XI
TAMEGÃO
CARLOS NUNES PINTO
“Quando mais alto é o galho, maior é o
trambolhão”
Já quase batiam as doze
badaladas da noite, quando a corda do gramofone que abrilhantava o baile se
partiu.
− Bolas, logo no melhor
momento!
Eu estava a dançar com
Luana.
À pressa ligou-se o rádio
para a Emissora Oficial. Ouviu-se o Hino Nacional na introdução do noticiário
da meia-noite. Todos o dançaram! O ritmo parecia o de uma marchinha. Até dava!
A D. Deolinda disse:
− Ainda vos hei-de ver
dançar o noticiário!
− Porque não? Faz-se de
contas que é o fado falado!
Com alguns cuidados, o
António Cacique me chamou para um canto do salão e disse-me:
− Menino, Tamegão lhe quer
falar. Está doente.
Estava-me a saber bem
(talvez bem demais…)
Deixei a miúda e corri
direitinho para a cubata dele.
− O que é tens, Tamegão?
− Se me pôs uma dor no
dente que eu não aguenta mais.
− Vamos já ao Hospital.
− É melhor, Menino, é
melhor.
Calcorreámos o trilho
estreito até à Vila. Tentei conversar, mas as respostas se esqueceram de
aparecer.
Encontrámos o Enfermeiro
em casa. Era um rapaz negro com grandes vontades de se aportuguesar,
especialmente quando falava. Tentou sempre aproximar-se mais dos brancos do que
os da sua raça. Até no nome exagerou na diferenciação: “ Agostinho do Vale e
Castro”!
− Sr. Enfermeiro,
trago-lhe o Tamegão aflito com uma grande dor de dentes. Nem sequer consegue
dormir…
− Então está como eu,
renegando sonolências.
− Estamos os três ao cabo
e ao fim – disse Tamegão.
− Certo – respondi eu.
− Então qual dente lhe está
a retirar a nocturna paz?
− Não sei muito bem, é um
no qualquer desse fundo.
− Assim não, tem que
referenciar a exactidão do sítio.
− É ali, se procurar pode
encontrar – abriu a boca em excesso de demasias.
Agostinho do Vale e
Castro, se refinando no português, retorquiu:
− Como me posso permitir
lhe descalcificar se você não relaciona o dito com o cujo?
− Desclassificar?
− Não, Tamegão, no excesso
o Sr.
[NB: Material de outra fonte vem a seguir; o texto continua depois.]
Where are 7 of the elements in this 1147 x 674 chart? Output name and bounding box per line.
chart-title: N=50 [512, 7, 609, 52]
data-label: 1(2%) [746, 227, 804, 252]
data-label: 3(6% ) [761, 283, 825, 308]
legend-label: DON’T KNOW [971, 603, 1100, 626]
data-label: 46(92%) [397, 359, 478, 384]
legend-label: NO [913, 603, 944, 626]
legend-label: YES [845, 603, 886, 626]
Enfermeiro quer dizer que lhe vai retirar um pouco de cálcio do seu
corpo. Você sabe que nas palavras compridas ele, às vezes, troca as letras
ainda vai no meio delas. Outras vezes, deixa cair algumas. Se lembra quando o
PIDE o prendeu por causa da revolta? Ele queria dizer “reviravolta”. Ele, na
desculpa, se explicou: “É revolta, mas de reviravolta. Perdi as letras do
vira”.
“Que és um grande músico
já nós sabemos” – disse o PIDE.
Toda a boca do Tamegão foi
examinada com a ajuda de uma lanterna de três pilhas
− Se assume boquiaberto,
Tamegão.
− Mais tempo não consigo!
Já me dói quase a chegar ao peito, na primeira metade!
− Se pacienta, falta
restos de pouco.
Agostinho, por fim,
declarou:
− Não constatei a
existência, nem ténue, de um dente em processo de cariamento. Vejo sanidade
total na totalidade da boca. Você agora é que decide, qual dente é que vai
entrar na verdadeira extracção?
− Parece nenhum, só sente
a dor quem tem dor. Agora me escapei em milagre! Vamos embora, Menino.
− Acordaram-me para
nenhuma solvência? Se você tivesse que subsidiar a sua indigência, isto não
acontecia.
Fizemos o caminho de
regresso calados. Cá para mim, estava ali outra coisa. Embora indeciso,
perguntei:
− Tamegão, o teu dente
doía mesmo de verdade?
− Nada.
− Então, porquê tudo isto?
Foi só porque eu dancei o Hino Nacional?
− Não, foi por causa do
respeito que faltou. Luana também é Hino!